Overview
- Manufacturer: Ford Motor Company
- Production: 1932–1948

Chronology
- Successor: Lincoln-Zephyr V12

= Lincoln L-head V12 engine =

The Lincoln L-head V12 engine is a flathead V12 engine produced in two distinct versions and three displacements between 1932 and 1940 by the Ford Motor Company for its Lincoln automobiles.
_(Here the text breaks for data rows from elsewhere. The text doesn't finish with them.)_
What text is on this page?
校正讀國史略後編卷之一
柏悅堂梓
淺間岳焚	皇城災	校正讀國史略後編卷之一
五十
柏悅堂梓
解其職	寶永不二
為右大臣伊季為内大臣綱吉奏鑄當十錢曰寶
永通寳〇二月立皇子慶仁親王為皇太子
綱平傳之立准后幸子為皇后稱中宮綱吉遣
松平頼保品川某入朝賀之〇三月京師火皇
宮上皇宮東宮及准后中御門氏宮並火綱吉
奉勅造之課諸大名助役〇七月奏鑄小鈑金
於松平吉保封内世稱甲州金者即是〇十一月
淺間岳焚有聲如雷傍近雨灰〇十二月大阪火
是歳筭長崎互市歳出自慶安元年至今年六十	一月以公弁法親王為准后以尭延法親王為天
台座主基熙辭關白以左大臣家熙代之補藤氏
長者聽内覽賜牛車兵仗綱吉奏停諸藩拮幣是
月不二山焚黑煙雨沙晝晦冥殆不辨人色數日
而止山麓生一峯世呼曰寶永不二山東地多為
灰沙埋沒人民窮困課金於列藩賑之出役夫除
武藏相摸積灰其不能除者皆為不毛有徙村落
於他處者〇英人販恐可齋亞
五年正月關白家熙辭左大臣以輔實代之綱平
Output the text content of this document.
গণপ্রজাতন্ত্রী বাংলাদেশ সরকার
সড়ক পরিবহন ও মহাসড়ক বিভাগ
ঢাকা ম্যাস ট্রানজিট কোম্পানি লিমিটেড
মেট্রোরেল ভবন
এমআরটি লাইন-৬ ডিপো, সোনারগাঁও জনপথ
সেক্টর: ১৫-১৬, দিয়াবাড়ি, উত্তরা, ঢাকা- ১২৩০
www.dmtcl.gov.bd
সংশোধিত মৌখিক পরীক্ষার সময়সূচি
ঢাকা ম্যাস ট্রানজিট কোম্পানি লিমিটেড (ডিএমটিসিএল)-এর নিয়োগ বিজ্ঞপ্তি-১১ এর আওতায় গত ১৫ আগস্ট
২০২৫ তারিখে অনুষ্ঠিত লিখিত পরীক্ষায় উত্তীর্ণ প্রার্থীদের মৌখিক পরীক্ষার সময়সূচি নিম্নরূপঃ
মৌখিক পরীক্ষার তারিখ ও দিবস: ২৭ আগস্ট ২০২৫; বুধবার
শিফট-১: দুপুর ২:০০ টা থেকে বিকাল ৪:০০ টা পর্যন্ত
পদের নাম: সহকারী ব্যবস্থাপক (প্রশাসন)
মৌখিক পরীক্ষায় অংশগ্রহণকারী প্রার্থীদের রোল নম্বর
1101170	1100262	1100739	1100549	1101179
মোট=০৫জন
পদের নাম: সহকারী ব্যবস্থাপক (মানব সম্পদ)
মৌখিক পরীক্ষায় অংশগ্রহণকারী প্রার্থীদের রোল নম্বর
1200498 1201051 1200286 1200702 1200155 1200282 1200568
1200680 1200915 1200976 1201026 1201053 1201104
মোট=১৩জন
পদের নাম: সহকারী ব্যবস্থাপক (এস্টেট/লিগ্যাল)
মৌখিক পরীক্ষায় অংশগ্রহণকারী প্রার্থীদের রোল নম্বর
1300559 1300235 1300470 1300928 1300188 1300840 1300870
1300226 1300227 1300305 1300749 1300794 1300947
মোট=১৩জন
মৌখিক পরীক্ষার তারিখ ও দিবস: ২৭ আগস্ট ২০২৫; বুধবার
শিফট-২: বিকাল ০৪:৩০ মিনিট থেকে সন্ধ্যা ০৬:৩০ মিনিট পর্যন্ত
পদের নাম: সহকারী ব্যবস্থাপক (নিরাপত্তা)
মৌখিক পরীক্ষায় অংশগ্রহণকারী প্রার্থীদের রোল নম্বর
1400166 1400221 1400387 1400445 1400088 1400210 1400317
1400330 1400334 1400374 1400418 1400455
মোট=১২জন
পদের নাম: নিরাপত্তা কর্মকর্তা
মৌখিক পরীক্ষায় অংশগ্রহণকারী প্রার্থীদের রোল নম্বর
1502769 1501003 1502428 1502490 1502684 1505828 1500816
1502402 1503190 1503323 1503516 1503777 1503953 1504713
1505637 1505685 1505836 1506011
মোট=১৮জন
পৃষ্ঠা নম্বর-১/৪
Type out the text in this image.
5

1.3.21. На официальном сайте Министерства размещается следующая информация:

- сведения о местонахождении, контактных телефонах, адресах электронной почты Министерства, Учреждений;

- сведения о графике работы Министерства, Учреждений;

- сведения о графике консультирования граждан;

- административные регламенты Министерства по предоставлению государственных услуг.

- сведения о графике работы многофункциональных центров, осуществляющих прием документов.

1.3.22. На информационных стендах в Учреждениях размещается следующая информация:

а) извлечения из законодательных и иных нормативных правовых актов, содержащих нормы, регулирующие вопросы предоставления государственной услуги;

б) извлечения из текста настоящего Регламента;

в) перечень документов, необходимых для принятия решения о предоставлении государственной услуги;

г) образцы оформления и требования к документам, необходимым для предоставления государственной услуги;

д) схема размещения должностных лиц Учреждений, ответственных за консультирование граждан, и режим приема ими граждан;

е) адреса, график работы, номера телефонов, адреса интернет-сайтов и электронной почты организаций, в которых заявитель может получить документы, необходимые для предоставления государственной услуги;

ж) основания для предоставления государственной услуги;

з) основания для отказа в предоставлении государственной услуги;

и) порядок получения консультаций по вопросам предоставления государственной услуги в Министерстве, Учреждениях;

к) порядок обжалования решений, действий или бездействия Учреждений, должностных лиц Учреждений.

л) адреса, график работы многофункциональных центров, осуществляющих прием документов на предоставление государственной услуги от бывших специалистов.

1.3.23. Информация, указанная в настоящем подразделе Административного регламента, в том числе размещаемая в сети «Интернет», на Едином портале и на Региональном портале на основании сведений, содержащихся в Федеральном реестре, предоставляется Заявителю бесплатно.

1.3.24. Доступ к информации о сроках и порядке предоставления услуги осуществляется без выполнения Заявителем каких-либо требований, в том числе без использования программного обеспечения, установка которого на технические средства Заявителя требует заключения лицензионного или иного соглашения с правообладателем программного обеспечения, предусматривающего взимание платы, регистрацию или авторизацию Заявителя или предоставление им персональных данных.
Introduced as a 65° L-head V12 of 447.9 cuin displacement, it was joined the following year by a smaller, distinctly engineered 67° L-head 381.7 cuin V12. The newer engine was upsized to 414 cuin in 1934, and replaced both engines, leaving Lincoln with a sole large-displacement V12 going forward.
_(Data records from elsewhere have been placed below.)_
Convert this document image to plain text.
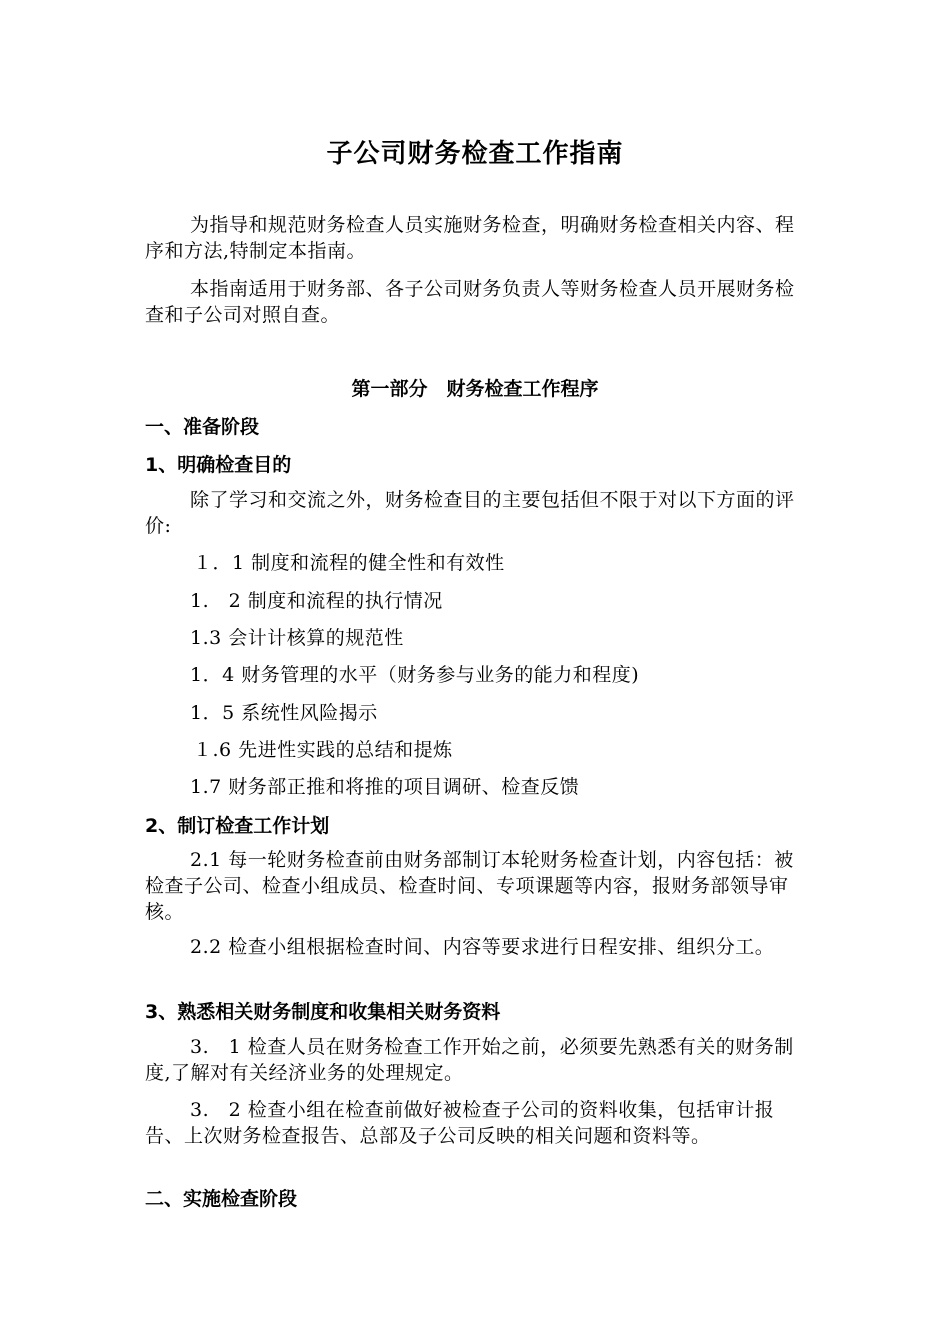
子公司财务检查工作指南
为指导和规范财务检查人员实施财务检查，明确财务检查相关内容、程序和方法,特制定本指南。
本指南适用于财务部、各子公司财务负责人等财务检查人员开展财务检查和子公司对照自查。
第一部分　财务检查工作程序
一、准备阶段
1、明确检查目的
除了学习和交流之外，财务检查目的主要包括但不限于对以下方面的评价:
１．1 制度和流程的健全性和有效性
1.　2 制度和流程的执行情况
1.3 会计计核算的规范性
1．4 财务管理的水平（财务参与业务的能力和程度)
1．5 系统性风险揭示
１.6 先进性实践的总结和提炼
1.7 财务部正推和将推的项目调研、检查反馈
2、制订检查工作计划
2.1 每一轮财务检查前由财务部制订本轮财务检查计划，内容包括：被检查子公司、检查小组成员、检查时间、专项课题等内容，报财务部领导审核。
2.2 检查小组根据检查时间、内容等要求进行日程安排、组织分工。
3、熟悉相关财务制度和收集相关财务资料
3.　1 检查人员在财务检查工作开始之前，必须要先熟悉有关的财务制度,了解对有关经济业务的处理规定。
3.　2 检查小组在检查前做好被检查子公司的资料收集，包括审计报告、上次财务检查报告、总部及子公司反映的相关问题和资料等。
二、实施检查阶段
None of these engines should be confused with the much smaller, much less powerful Lincoln-Zephyr V12, a 267-cubic-inch (4.4 L) 75° engine based on the Flathead Ford V8.

==Lincoln V12 Timeline==
Unrelated prior engines

1902 Henry M. Leland establishes the Cadillac Automobile Company

1909 Cadillac purchased by General Motors

1914 Cadillac introduces V8, sells 13,000 in first year

1917 Leland establishes Lincoln Motor Company, immediately receives contract to build V12 Liberty aviation engines

1917 Lincoln produces first automobile, the V8 powered luxury Model L

1922 Lincoln sells only 150 cars

1922 Ford Motor Company acquires Lincoln

1923 Lincoln sales rise 45%

1930 Lincoln phases out L series; introduces K-Series powered by 385 cuin 60° flathead Fork and Blade L-head V8 producing 125 bhp

1931 Cadillac introduces V12 road car for $800 less than V8 Lincoln

1932 Ford introduces 221 cubic inch (3.6 L) 90° Flathead V8 producing 65 hp

L-head V12 Introduced

1932 Lincoln introduces its first L-head V12, a 65° V 447.9 cuin L-head V12 producing 150 bhp; K-Series product line split into KA-Series (V8 powered) and KB-Series (V12 powered)

1933 Lincoln introduces 381.7 cuin L-head V12 producing 125 bhp to replace its 385 cubic inch (6.3 L) 60° V8; all Lincolns are V12 powered.

1934 Lincoln upsizes its 381.7 cuin V12 to 414 cuin L-head V12, making the same 150 bhp as the older, heavier, and more expensive 447.9 cuin V12; Lincoln drops both previous V12s and fits the new engine to both KA (now denoting short wheelbase) and KB (long-wheelbase) models

1935 Lincoln product lines rationalised to a single Model K

1936 Model K limousine is Lincoln's best-seller

Unrelated Lincoln-Zephyr V12

1936 Upon introduction the Lincoln-Zephyr range of lower-priced, midsized luxury cars is powered by the new 110 hp Lincoln-Zephyr H Series V12, a 267 cubic inch (4.4 L) 75° engine based on the Flathead Ford V8

1948 Lincoln-Zephyr V12s are phased out, replaced with the InVincible 8, an iteration of the Flathead Ford V8, across the Lincoln product line

==Variants==
===448===
In 1932, Lincoln offered for the first time a 447.9 cuin L-head V12 with a seven-main-bearing crankshaft producing 150 bhp. The K-Series was previously available only with a developed version (bored out to 385 cubic inches (6.3 L) in 1928 and uprated to 125 hp for 1932) of the 60° V8, which first saw duty in the 1920 Lincoln L-Series. The expanded engine offering split the K-Series into KA- (powered by the 60° V8) and KB-Series (powered by the 65° V12).

===382===
In 1933, Lincoln introduced a smaller 67° 381.7 cuin, 125 bhp L-head V12 to replace the three-year-old 385 cuin KA-Series V8. Its architecture was a significant departure from the 1932 V12, with a different V-angle, four main bearings, offset blocks, and side-by-side connecting rods rather than fork-and-blade. It produced the same power as the KA V8 despite its somewhat slightly smaller displacement.

===414===
The KA's 381.7 cuin V12 was enlarged to 414 cuin for 1934 to replace the 1932-design 447.9 cuin. Over 40 cuin smaller, it produces the same 150 bhp.

All Lincolns in 1934 (both KA and KB models) were powered by this new 414 V12, and the distinction between models was dropped, with all 1935 Lincolns being simply branded "Model K". The 414 lasted through the end of the Model K's production just before World War II.